Chambliss won’t seek re-election in 2014

Saxby Chambliss, who often drew the ire of conservatives and may have faced a primary challenge next year, said Friday he won’t seek re-election. But, the state’s senior senator says his decision to step down isn’t out of fear of a primary challenge.

“Lest anyone think this decision is about a primary challenge, I have no doubt that had I decided to be a candidate, I would have won re-election,” Chambliss said in a statement. “In these difficult political times, I am fortunate to have actually broadened my support around the state and the nation due to the stances I have taken.

“Instead, this is about frustration, both at a lack of leadership from the White House and at the dearth of meaningful action from Congress, especially on issues that are the foundation of our nation’s economic health,” Chambliss added. The debt-ceiling debacle of 2011 and the recent fiscal-cliff vote showed Congress at its worst and, sadly, I don’t see the legislative gridlock and partisan posturing improving anytime soon. For our nation to be strong, for our country to prosper, we cannot continue to play politics with the American economy.”

Georgia Gov. Nathan Deal, a former Congressman, said “history will remember Sen. Saxby Chambliss as a great Georgia leader and an American statesman.”

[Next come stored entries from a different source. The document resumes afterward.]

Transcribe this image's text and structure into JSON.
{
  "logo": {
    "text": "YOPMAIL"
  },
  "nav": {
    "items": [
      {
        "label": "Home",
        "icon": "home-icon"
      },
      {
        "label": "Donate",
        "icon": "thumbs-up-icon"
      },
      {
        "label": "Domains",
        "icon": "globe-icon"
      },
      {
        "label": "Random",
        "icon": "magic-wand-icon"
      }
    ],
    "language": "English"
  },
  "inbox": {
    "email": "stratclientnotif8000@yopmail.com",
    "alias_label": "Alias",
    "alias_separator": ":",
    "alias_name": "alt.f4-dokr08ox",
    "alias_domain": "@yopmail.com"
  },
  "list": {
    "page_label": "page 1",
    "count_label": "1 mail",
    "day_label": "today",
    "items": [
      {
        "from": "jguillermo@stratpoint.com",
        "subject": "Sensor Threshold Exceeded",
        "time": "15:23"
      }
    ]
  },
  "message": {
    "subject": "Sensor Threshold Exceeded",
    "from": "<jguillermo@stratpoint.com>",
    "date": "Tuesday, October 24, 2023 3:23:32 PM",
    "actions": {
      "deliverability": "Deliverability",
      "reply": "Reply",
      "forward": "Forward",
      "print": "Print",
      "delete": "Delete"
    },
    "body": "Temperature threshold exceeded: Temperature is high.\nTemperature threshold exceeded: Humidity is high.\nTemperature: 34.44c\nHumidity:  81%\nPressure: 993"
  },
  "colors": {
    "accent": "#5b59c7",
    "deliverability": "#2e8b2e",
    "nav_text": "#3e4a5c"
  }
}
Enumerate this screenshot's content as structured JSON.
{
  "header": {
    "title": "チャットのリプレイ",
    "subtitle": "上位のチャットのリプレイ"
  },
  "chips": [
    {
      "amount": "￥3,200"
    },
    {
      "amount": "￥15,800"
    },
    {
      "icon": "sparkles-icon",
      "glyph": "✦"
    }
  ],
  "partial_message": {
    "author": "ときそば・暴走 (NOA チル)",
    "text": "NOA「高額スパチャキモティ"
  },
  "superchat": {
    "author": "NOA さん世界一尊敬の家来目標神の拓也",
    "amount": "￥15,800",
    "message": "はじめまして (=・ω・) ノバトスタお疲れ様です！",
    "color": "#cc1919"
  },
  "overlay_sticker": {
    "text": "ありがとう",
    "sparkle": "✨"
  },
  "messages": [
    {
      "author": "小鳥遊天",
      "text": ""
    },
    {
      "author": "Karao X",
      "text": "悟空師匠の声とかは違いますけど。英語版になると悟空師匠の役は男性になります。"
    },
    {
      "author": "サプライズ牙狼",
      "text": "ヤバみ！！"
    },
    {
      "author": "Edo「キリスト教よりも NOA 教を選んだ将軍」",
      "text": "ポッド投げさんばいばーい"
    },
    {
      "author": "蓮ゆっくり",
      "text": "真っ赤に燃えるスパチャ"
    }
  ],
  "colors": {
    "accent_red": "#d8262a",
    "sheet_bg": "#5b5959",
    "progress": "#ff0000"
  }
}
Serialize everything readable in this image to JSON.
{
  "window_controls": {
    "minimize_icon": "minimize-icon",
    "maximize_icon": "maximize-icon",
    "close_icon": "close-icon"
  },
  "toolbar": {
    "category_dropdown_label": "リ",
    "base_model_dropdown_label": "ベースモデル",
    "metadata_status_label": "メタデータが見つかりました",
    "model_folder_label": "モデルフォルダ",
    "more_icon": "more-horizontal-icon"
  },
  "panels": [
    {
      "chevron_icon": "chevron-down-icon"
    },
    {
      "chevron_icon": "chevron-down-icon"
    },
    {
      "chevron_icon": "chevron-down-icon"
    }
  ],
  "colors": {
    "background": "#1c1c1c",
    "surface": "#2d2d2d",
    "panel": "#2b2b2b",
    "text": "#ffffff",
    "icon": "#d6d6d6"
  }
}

“Saxby Chambliss’s tenure in the Senate saw tumultuous times for our nation, from wars against terrorists to the fiscal crisis that threatens us today. Representing us, Saxby became an expert and a leader on these most important issues,” Deal said in a statement.

“Having served with Saxby in Washington for many years, I understand the gravitational pull of Georgia soil because I too felt the call of home,” Deal said. “Saxby didn’t wake up every morning and stick his finger in the wind; he started each day asking what he can do to ensure his grandchildren inherit a country every bit as great as the one enjoyed by our generation.”

Chambliss was elected to the Senate in 2002, after defeating Democratic incumbent Max Cleland in a bitter race. Six years later, Chambliss was forced into a runoff he ultimately won after a Libertarian candidate picked up 3.4 percent of the vote.